Distributed generation projects, notably community solar projects, are also impacted by long approval processes. While less impacted by grid transmission limitations, distributed generation still needs to receive interconnection approval to connect to the grid, and many interconnection queues face a significant backlog. It is common for developers to artificially limit project capacities so as to meet “fast-track” compliance requirements, but the approval process can still often take 6-18 months even for modestly-sized projects.
So What’s the Solution? A Non-Exhaustive List
A combination of efforts by committed elected officials and bureaucrats, industry groups and affected companies, and citizen activists can bring progress on multiple fronts simultaneously. Some steps in the right direction could include:
Solution 1: Increase Efficiency in the Approval Process
Implementing concurrent approval processes is an obvious step in the right direction. This shift would shorten the overall timeline for project approvals, allowing faster development of desperately needed new transmission and distribution infrastructure.
Timelines could also be shortened by introducing options for expedited legal proceedings. This would specifically reduce the likelihood of developers abandoning projects due to lengthy legal proceedings and hopefully put a stop to the practice of pausing all other efforts toward project approval while waiting for what has historically been years-long legal battles.
Solution 2: Increasing Government Investment in Infrastructure
The US electricity grid was designed to accommodate the 20th century energy landscape, and it is now sorely lacking in key areas. Investments in the grid are needed to address growing congestion, improve reliability, and better accommodate the 21st century shift to distributed generation and renewable energy.

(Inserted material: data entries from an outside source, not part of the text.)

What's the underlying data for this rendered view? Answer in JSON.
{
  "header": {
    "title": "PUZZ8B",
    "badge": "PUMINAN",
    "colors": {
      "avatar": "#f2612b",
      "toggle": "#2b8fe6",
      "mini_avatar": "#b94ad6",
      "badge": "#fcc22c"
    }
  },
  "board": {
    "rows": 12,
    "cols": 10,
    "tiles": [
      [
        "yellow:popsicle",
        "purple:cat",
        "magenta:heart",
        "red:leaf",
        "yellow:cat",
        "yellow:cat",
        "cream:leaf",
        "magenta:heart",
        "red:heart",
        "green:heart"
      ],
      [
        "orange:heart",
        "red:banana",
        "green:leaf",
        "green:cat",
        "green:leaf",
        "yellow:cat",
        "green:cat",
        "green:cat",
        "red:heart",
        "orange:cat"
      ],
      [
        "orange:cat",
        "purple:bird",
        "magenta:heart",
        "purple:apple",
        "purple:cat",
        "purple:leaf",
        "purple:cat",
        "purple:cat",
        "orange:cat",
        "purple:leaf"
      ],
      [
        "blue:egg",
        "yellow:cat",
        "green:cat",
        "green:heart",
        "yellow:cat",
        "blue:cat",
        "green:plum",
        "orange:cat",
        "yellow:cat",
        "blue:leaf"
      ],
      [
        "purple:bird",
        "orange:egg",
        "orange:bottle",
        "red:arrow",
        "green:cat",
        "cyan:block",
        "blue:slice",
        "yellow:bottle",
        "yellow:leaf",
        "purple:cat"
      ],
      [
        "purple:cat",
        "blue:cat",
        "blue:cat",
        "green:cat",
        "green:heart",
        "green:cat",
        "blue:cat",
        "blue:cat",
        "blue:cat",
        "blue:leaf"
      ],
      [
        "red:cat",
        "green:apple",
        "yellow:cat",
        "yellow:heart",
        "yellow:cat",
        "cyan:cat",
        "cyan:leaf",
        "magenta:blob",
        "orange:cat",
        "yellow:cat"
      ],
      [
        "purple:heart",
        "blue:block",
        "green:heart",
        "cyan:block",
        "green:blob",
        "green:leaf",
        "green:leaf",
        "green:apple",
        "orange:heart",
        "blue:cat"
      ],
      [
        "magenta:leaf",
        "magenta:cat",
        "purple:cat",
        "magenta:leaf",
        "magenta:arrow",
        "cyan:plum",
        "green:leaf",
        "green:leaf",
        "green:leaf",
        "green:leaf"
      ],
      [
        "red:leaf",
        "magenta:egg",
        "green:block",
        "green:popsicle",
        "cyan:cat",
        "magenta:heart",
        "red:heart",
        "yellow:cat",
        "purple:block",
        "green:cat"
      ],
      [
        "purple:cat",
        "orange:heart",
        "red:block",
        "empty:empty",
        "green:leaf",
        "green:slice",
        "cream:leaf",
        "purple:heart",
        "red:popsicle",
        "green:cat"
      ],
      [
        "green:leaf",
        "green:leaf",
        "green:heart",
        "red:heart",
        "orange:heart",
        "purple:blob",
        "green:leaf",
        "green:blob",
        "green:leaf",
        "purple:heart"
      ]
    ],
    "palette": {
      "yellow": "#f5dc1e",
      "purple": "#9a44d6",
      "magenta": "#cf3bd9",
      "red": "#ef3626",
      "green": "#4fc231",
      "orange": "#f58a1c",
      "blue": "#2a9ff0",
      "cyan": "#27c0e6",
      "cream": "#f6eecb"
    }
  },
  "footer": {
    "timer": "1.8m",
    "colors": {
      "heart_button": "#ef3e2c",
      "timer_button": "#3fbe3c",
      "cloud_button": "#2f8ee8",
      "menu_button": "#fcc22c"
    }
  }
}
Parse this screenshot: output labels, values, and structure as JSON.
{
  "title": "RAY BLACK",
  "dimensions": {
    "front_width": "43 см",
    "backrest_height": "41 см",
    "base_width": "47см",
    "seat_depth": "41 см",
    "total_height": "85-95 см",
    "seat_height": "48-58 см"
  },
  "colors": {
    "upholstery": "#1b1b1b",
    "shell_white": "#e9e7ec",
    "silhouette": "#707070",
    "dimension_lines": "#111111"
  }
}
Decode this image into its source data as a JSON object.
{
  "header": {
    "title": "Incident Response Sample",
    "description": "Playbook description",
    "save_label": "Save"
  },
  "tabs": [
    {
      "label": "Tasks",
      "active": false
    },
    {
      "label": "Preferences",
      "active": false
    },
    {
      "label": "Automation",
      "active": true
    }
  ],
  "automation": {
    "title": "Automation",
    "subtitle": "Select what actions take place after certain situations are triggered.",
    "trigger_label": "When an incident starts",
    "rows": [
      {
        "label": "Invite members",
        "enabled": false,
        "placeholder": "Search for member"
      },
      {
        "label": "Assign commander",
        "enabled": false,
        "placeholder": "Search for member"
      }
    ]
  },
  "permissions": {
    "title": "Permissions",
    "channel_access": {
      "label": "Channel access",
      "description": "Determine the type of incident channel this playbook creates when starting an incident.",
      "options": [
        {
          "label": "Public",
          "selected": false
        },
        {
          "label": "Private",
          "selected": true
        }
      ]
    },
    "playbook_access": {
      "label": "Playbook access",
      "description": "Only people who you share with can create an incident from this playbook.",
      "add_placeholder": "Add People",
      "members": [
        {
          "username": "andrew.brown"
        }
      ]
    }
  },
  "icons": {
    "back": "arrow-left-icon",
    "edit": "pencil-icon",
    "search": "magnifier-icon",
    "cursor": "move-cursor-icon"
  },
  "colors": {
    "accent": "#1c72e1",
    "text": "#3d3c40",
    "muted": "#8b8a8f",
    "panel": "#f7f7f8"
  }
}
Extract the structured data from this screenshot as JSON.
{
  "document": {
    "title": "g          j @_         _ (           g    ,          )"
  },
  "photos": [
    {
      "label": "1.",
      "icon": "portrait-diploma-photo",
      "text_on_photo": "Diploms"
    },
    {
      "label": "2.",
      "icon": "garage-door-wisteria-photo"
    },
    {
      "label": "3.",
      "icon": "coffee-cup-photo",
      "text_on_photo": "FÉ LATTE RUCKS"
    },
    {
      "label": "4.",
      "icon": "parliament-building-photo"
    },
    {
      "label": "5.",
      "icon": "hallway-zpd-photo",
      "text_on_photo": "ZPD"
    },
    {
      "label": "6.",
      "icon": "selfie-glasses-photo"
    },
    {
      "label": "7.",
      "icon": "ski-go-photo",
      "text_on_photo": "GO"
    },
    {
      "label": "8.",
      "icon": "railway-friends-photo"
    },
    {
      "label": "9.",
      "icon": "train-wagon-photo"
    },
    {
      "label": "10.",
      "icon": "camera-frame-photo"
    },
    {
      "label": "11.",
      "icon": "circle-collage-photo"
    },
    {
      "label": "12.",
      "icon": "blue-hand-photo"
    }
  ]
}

The Infrastructure Investment and Jobs Act passed in 2021 includes provisions to advance investment in the electric grid, including implementing a $5 billion Department of Energy grid hardening and weatherization grant program, authorizing $6 billion for grid reliability and resilience research, and authorizing $500 million to the State Energy Program to support state transmission and distribution planning. But beyond funding, structural policy changes are still necessary to foster the transformational investment our transmission and distribution system desperately needs.
Solution 3: Increasing Private Investment in Infrastructure
Adopting policies to encourage greater investment by developers is also a worthwhile endeavor. As federal, state, and local governments mount climate action plans, they must go past the sexy investments in renewables and also actively legislate for transmission development. This can include a combination of carrots and sticks—sticks like requiring utilities to invest a certain amount per year on transmission maintenance and development, and carrots like financial subsidies for every new mile of transmission developed or retrofitted.
Short-Term Pain for Long-Term Gain
Alignment between stakeholders is essential to increase the efficiency of this process, reducing timelines for electricity distribution infrastructure development and bringing us one step closer to meeting climate and renewable energy goals.
In the interim, immediate solutions for electricity distribution, such as non-wire alternatives, and expanding distributed energy storage in a highly localized manner is necessary.